Ya danışmanlarınız veya ekibiniz size bu kararların yanlış olduğunu söylemeye çekiniyor, ya onlar da halk arasına gerektiği gibi inemiyorlar, ya da siz inatla, “En iyisini biz biliriz, biz yaparız olur, biter” diyorsunuz.

Halkımız adına en iyisini yapmak için önce onları anlayacaksınız.

Onları anlamak için de aralarına karışacaksınız.

Korumasız, şoförsüz, müdürsüz, danışmansız çıkacaksınız sokağa...

Kimse tanımayacak sizi.

Yani anlayacağınız; tebdil-i kıyafetle.

İşte şimdi tam da bunu yapmanın zamanı aslında.

Takacaksınız bir şapka, çarşının en kör noktalarına girip bir çorba içeceksiniz.

Akşamın karanlığında yıldızların altında Cacabey meydanında çaylı sohbet edeceksin.

Yine esnaf çay ocağında, vatandaşlarla oturup sohbet edeceksiniz.

Pazar inip bir poşet alacaksınız pazarcı esnaflarla muhabbete dalacaksınız.

Çarşı esnafına hayırlı işler deyip derdine ortak olacaksınız.

Sabah hastane polikliniklerinde sıraya girip doktorları anlayacaksınız.

Akşam acil servislerine uğrayıp bakacaksınız.

Okul bahçelerinde bir veli gibi gözükeceksiniz.

Spor sahalarına ve salonlarına gidip gençlerin terini göreceksiniz.

Gideceksiniz bir bilet satış noktasına, bir bilet alıp, sabah iş vaktinde Kılıç özü sanayi sitesine bir yolculuk yapacaksınız.

Esnafın sabah çayını içip, dertlerine ortak olacaksınız.

Çırak, kalfa, usta muhabbetine katılacaksanız.

Mesela, yabancı bir numaradan arayacaksınız emniyeti, belediyeyi, kaldırım işgallerini şikâyet edeceksiniz.

Bakalım ne şekilde bir sonuç alacaksınız?

Çöpler toplanıyor mu, kaldırımlar yıkanıyor mu, bakacaksınız.

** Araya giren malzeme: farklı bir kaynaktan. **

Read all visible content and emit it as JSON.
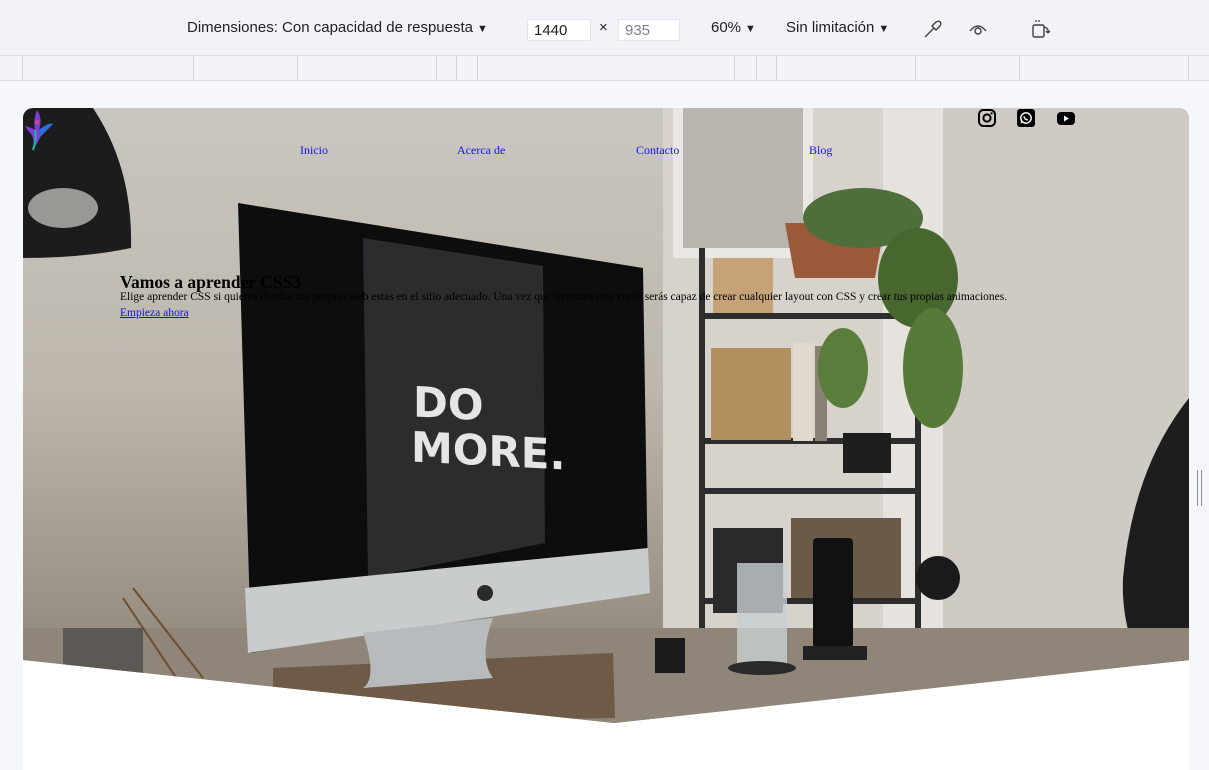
{
  "toolbar": {
    "dimensions_label": "Dimensiones: Con capacidad de respuesta",
    "width": "1440",
    "height": "935",
    "times": "×",
    "zoom": "60%",
    "throttle": "Sin limitación",
    "icons": [
      "chevron-down-icon",
      "eyedropper-icon",
      "eye-icon",
      "rotate-device-icon"
    ]
  },
  "site": {
    "nav": [
      "Inicio",
      "Acerca de",
      "Contacto",
      "Blog"
    ],
    "social_icons": [
      "instagram-icon",
      "whatsapp-icon",
      "youtube-icon"
    ],
    "hero": {
      "title": "Vamos a aprender CSS3",
      "text": "Elige aprender CSS si quieres diseñar tus propias web estas en el sitio adecuado. Una vez que termines este curso serás capaz de crear cualquier layout con CSS y crear tus propias animaciones.",
      "cta": "Empieza ahora",
      "monitor_text_1": "DO",
      "monitor_text_2": "MORE."
    }
  },
  "colors": {
    "link": "#1414ee",
    "toolbar_bg": "#f1f3f9"
  }
}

Seyyar satıcılar sağlıklı mı?

Her gün marketlerde etiketlere yansıyan zamlarla ilgili vatandaş ne düşünüyor, esnaf ne durumda, anlamaya çalışacaksınız...

Hani; bizler yazıyoruz, çiziyoruz inanmıyorsunuz ya, vatandaşın sabrı nereye kadar gelmiş, kendi gözlerinizle göreceksiniz.

Tüm bunları görüp, duyup, yaşadıktan sonra yine de “dediğim dedik, çaldığım düdük” diyorsanız, orasını da siz bilirsiniz tabi...

Öte yandan, hani Churchill vatandaşlarına, “Daha önce hiç metroya binen Başbakan görmediniz mi?” diye sormuş ya, şimdi ben de dönüp okurlarıma sormak istiyorum;

Hani Başbakandan, Bakanlardan falan vazgeçtim, siz en son ne zaman belediye otobüsüne binen bir vekil ilin valisi Belediye Başkanı aranızda gördünüz mü?